分量であるが、大根10kg(乾燥後)に対して、塩、800g、ざらめ、300g、糠、カップ10杯である。唐辛子は、どのくらい入れるとピリとした味になるか、まだ分からない。今年は、刻んだ唐辛子を、大根10kgに対し、カップ1/3杯加えたが、少ないような気もする。
今年は、おばあさんの話に刺激されて、塩の量を増やした。塩が少ないと、酸っぱくなるのが早い。また、虫が湧く。ハエが卵を産み、蛆が発生するのである。去年は塩、600gで4月になっても、酸っぱくならなかった。4月中には大体食べ終えてしまうのだが、去年から推測すると、今回は食べ終えるまで、酸っぱくなることはないはずである。

大根を詰める。

写真拡大はここをクリック(350X309) 素を混ぜ合わせると、いよいよ大根を樽に詰める。
隙間のないように、きっちりと詰める。

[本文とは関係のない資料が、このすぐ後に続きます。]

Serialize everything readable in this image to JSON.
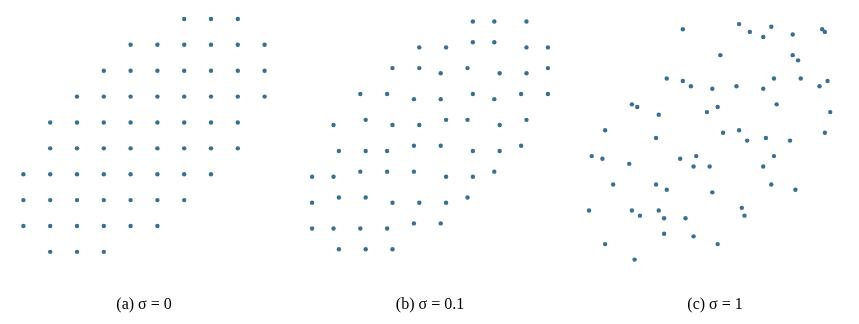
{
  "chart_data": [
    {
      "type": "scatter",
      "title": "(a) σ = 0",
      "color": "#3b6f8e",
      "marker": "circle",
      "grid": false,
      "tick_labels": false,
      "x": [
        6.5,
        5.5,
        4.5,
        3.5,
        7.5,
        6.5,
        5.5,
        4.5,
        3.5,
        6.5,
        5.5,
        4.5,
        3.5,
        2.5,
        7.5,
        6.5,
        5.5,
        4.5,
        5.5,
        4.5,
        3.5,
        2.5,
        8.5,
        7.5,
        6.5,
        5.5,
        4.5,
        5.5,
        4.5,
        3.5,
        2.5,
        1.5,
        8.5,
        7.5,
        6.5,
        5.5,
        4.5,
        3.5,
        2.5,
        1.5,
        8.5,
        7.5,
        6.5,
        3.5,
        2.5,
        1.5,
        9.5,
        8.5,
        7.5,
        6.5,
        3.5,
        2.5,
        1.5,
        0.5,
        9.5,
        8.5,
        7.5,
        2.5,
        1.5,
        0.5,
        9.5,
        8.5,
        1.5,
        0.5
      ],
      "values": [
        3.5,
        4.5,
        5.5,
        6.5,
        3.5,
        4.5,
        5.5,
        6.5,
        7.5,
        2.5,
        3.5,
        4.5,
        5.5,
        6.5,
        4.5,
        5.5,
        6.5,
        7.5,
        2.5,
        3.5,
        4.5,
        5.5,
        4.5,
        5.5,
        6.5,
        7.5,
        8.5,
        1.5,
        2.5,
        3.5,
        4.5,
        5.5,
        5.5,
        6.5,
        7.5,
        8.5,
        1.5,
        2.5,
        3.5,
        4.5,
        6.5,
        7.5,
        8.5,
        1.5,
        2.5,
        3.5,
        6.5,
        7.5,
        8.5,
        9.5,
        0.5,
        1.5,
        2.5,
        3.5,
        7.5,
        8.5,
        9.5,
        0.5,
        1.5,
        2.5,
        8.5,
        9.5,
        0.5,
        1.5
      ]
    },
    {
      "type": "scatter",
      "title": "(b) σ = 0.1",
      "color": "#3b6f8e",
      "marker": "circle",
      "grid": false,
      "tick_labels": false,
      "x": [
        6.6,
        5.4,
        4.6,
        3.4,
        7.4,
        6.6,
        5.6,
        4.4,
        3.6,
        6.4,
        5.6,
        4.4,
        3.6,
        2.4,
        7.6,
        6.4,
        5.4,
        4.6,
        5.6,
        4.4,
        3.4,
        2.6,
        8.4,
        7.6,
        6.6,
        5.4,
        4.6,
        5.4,
        4.6,
        3.4,
        2.6,
        1.4,
        8.6,
        7.4,
        6.4,
        5.6,
        4.4,
        3.6,
        2.4,
        1.6,
        8.4,
        7.6,
        6.6,
        3.4,
        2.6,
        1.4,
        9.4,
        8.6,
        7.4,
        6.6,
        3.6,
        2.4,
        1.6,
        0.6,
        9.4,
        8.6,
        7.4,
        2.6,
        1.4,
        0.6,
        9.4,
        8.6,
        1.6,
        0.6
      ],
      "values": [
        3.4,
        4.6,
        5.4,
        6.6,
        3.6,
        4.4,
        5.6,
        6.4,
        7.6,
        2.6,
        3.4,
        4.6,
        5.4,
        6.6,
        4.4,
        5.6,
        6.4,
        7.6,
        2.4,
        3.6,
        4.4,
        5.6,
        4.6,
        5.4,
        6.6,
        7.4,
        8.4,
        1.6,
        2.4,
        3.6,
        4.4,
        5.4,
        5.6,
        6.4,
        7.6,
        8.4,
        1.6,
        2.4,
        3.6,
        4.4,
        6.6,
        7.4,
        8.6,
        1.4,
        2.6,
        3.4,
        6.6,
        7.4,
        8.6,
        9.4,
        0.6,
        1.4,
        2.6,
        3.4,
        7.6,
        8.4,
        9.4,
        0.6,
        1.4,
        2.4,
        8.4,
        9.4,
        0.6,
        1.4
      ]
    },
    {
      "type": "scatter",
      "title": "(c) σ = 1",
      "color": "#3b6f8e",
      "marker": "circle",
      "grid": false,
      "tick_labels": false,
      "x": [
        7.2,
        4.8,
        5.1,
        2.9,
        8.0,
        5.9,
        6.2,
        3.8,
        4.1,
        7.1,
        4.9,
        5.3,
        2.8,
        3.2,
        6.8,
        7.3,
        4.7,
        5.2,
        6.1,
        3.7,
        4.2,
        1.9,
        9.1,
        6.9,
        7.2,
        4.9,
        3.8,
        6.0,
        3.9,
        4.3,
        1.8,
        2.1,
        7.8,
        8.2,
        5.8,
        6.3,
        5.1,
        2.8,
        3.2,
        0.9,
        9.2,
        6.8,
        7.1,
        2.9,
        3.1,
        0.8,
        9.3,
        7.9,
        8.1,
        5.9,
        4.2,
        1.9,
        2.2,
        0.4,
        8.9,
        9.1,
        6.8,
        3.1,
        0.9,
        1.2,
        9.0,
        7.9,
        2.0,
        0.3
      ],
      "values": [
        4.2,
        3.8,
        6.1,
        5.8,
        2.9,
        5.2,
        4.8,
        7.1,
        6.9,
        3.1,
        2.8,
        5.1,
        4.9,
        7.2,
        3.8,
        6.2,
        5.9,
        8.1,
        1.9,
        4.1,
        3.8,
        6.2,
        5.1,
        4.9,
        7.2,
        6.8,
        9.1,
        2.2,
        1.8,
        4.2,
        3.9,
        6.1,
        4.8,
        7.2,
        6.9,
        9.0,
        0.8,
        3.1,
        2.9,
        5.2,
        7.1,
        6.8,
        9.2,
        2.1,
        1.8,
        4.1,
        5.9,
        8.1,
        7.9,
        9.3,
        1.1,
        2.1,
        1.9,
        4.2,
        6.9,
        9.0,
        8.8,
        1.2,
        0.8,
        3.1,
        9.1,
        8.9,
        0.2,
        2.1
      ]
    }
  ]
}
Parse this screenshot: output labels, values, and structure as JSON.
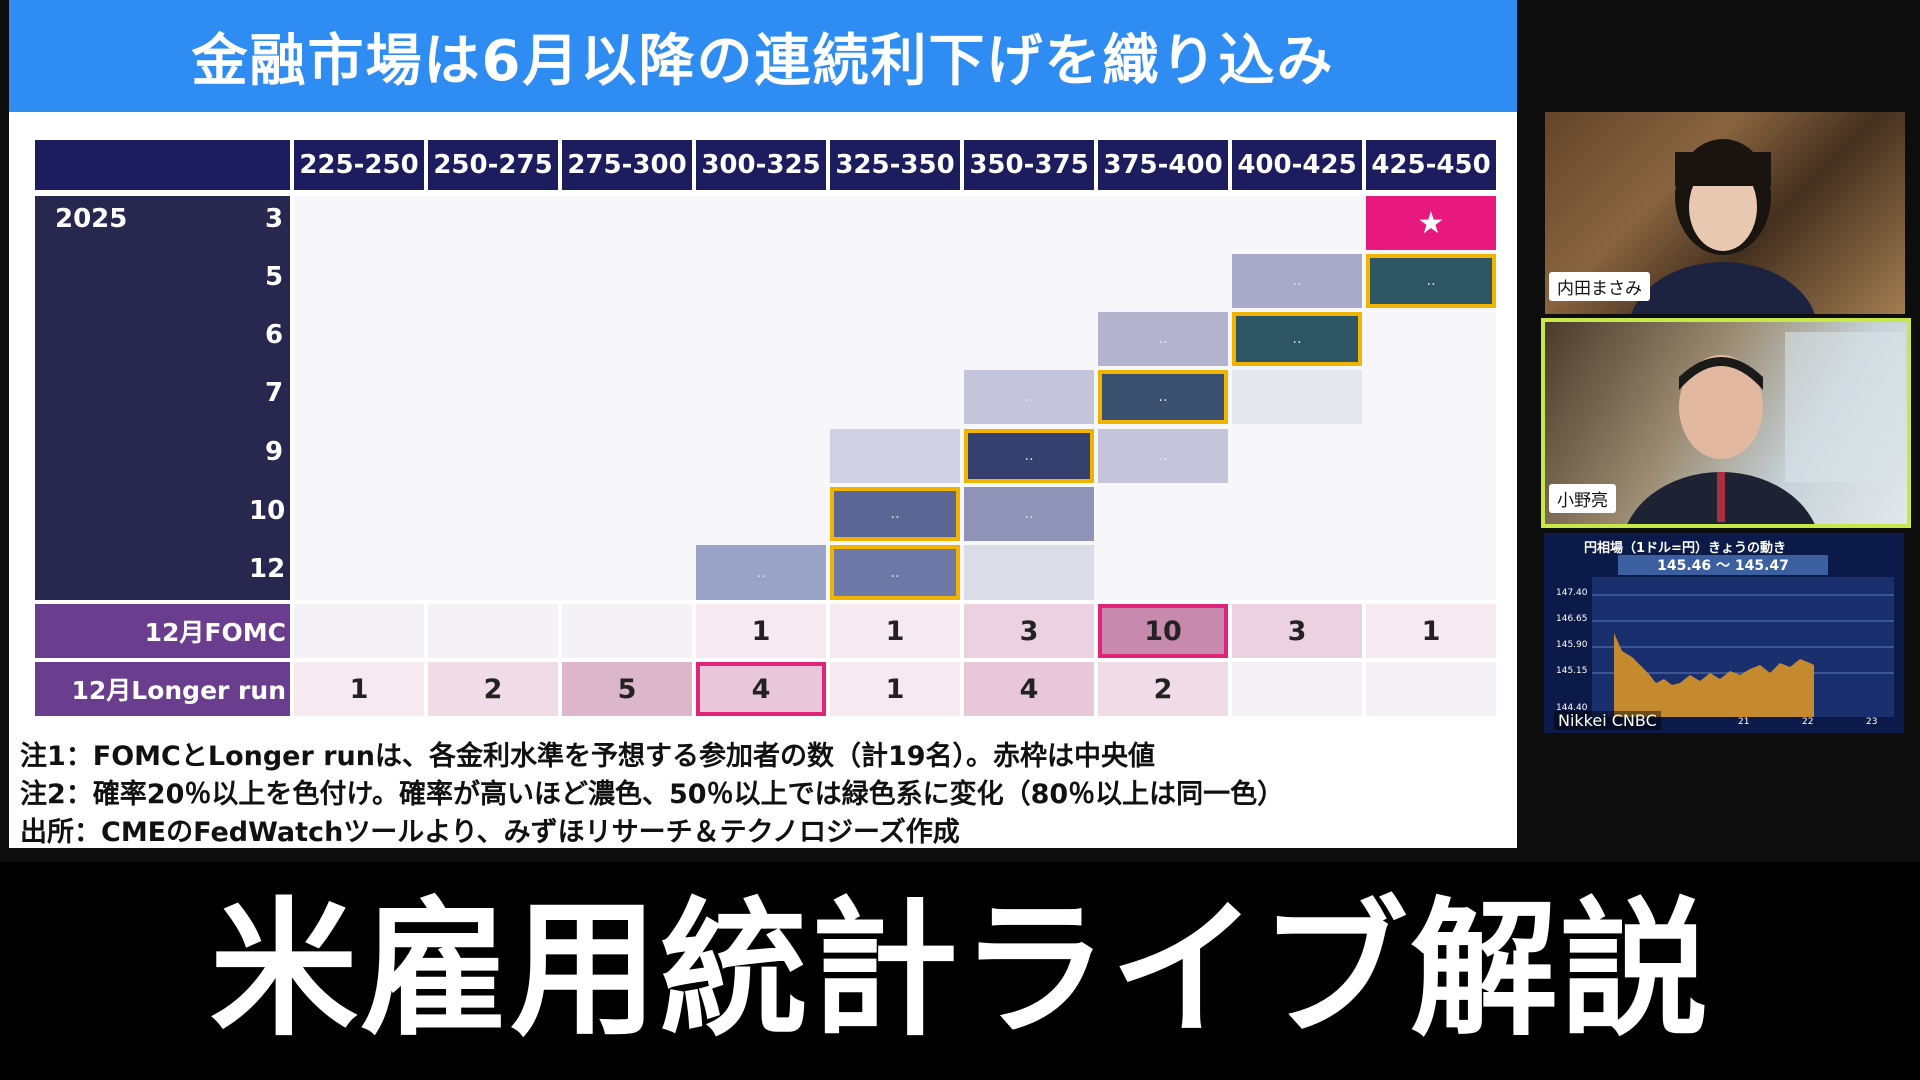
{
  "slide": {
    "title": "金融市場は6月以降の連続利下げを織り込み",
    "column_headers": [
      "225-250",
      "250-275",
      "275-300",
      "300-325",
      "325-350",
      "350-375",
      "375-400",
      "400-425",
      "425-450"
    ],
    "year_label": "2025",
    "months": [
      "3",
      "5",
      "6",
      "7",
      "9",
      "10",
      "12"
    ],
    "star_symbol": "★",
    "fomc_row": {
      "label": "12月FOMC",
      "values": [
        "",
        "",
        "",
        "1",
        "1",
        "3",
        "10",
        "3",
        "1"
      ]
    },
    "longer_run_row": {
      "label": "12月Longer run",
      "values": [
        "1",
        "2",
        "5",
        "4",
        "1",
        "4",
        "2",
        "",
        ""
      ]
    },
    "notes": [
      "注1：FOMCとLonger runは、各金利水準を予想する参加者の数（計19名）。赤枠は中央値",
      "注2：確率20％以上を色付け。確率が高いほど濃色、50％以上では緑色系に変化（80％以上は同一色）",
      "出所：CMEのFedWatchツールより、みずほリサーチ＆テクノロジーズ作成"
    ],
    "colors": {
      "header_blue": "#2f8cf2",
      "navy": "#1c1c5e",
      "purple": "#6a3d8f",
      "median_border": "#e0247a",
      "highlight_border": "#f0b400",
      "star_cell": "#e8197e"
    }
  },
  "participants": [
    {
      "name": "内田まさみ"
    },
    {
      "name": "小野亮"
    }
  ],
  "market": {
    "title": "円相場（1ドル=円）きょうの動き",
    "range": "145.46 ～ 145.47",
    "y_ticks": [
      "147.40",
      "146.65",
      "145.90",
      "145.15",
      "144.40"
    ],
    "x_ticks": [
      "21",
      "22",
      "23"
    ],
    "logo": "Nikkei CNBC"
  },
  "caption": "米雇用統計ライブ解説"
}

大根を漬けるのは男がいい、と言われている。女の力ではしっかりと詰めることができないからである。女の場合、うまく詰められなければ、新しい草鞋をはいて上から踏むといい、と母は、継母から聞いた話として、工夫を説明する。
まず、素を樽底に撒き、大根を詰め始める。一層を詰め終えると、その上に素を撒いてから、次の層を詰める。大根は層ごとに向きが直交するように詰める。すると、重石の重みで上の層の大根が下層の大根の隙間に入り込む、といったことはなくなる。
写真は、あまり良い並べ方ではない。写真の樽は、容量が40リットル(2斗樽相当)である。底の方は、大根の大きさに較べて広さが中途半端で、どうもうまく並ばなかった。そこで、写真で言えば、まず縦方向に並べた後で、空いた部分(写真では下側)に、並べた大根に直交する方向で、短めの大根を詰めた。しかし、大根の長さを調整すれば、頭を反対向きにし、尻尾が樽の直径の部分で交差するようにして、二列に並べることができる。写真の下側の並べ方で、層全体を並べればいいのである。
大根の並べ方(2001-12-26追加)

上の「写真は、あまり良い並べ方ではない」と本文に書いた。それから、1年。また沢庵をつける時期になり、「良い」並べ方の写真が撮れたので、下に追加した。

大根の並べ方
写真の樽には30kgの大根が適量であったから、4斗樽であれば、60kgは漬けることができるだろう。

「蓋」をする。

最上層まで詰め終えると、上から残りの素を振りかけて、大根葉で蓋をする。葉っぱは、根元に近い方を樽の中心側にして、菊の花状に、下が見えないほどに敷きつめる。さらにその上に板を置いて、重石を重ねる。石の重さも目安があるのだろうが、今までは勘で適当に重ねていた。今年は、初めて石を計量し、大根の重量の約1.5倍の石を重ねた。1週間もすると、水が上がるはずである。

味がよくなるのは、2カ月ぐらい経ってから。でも、たいていは、待ちきれないで、1カ月も経つと、味見を始める。さあ、今年はどんな味になるか。ホームページから、本物の沢庵をお届けできないのが、残念。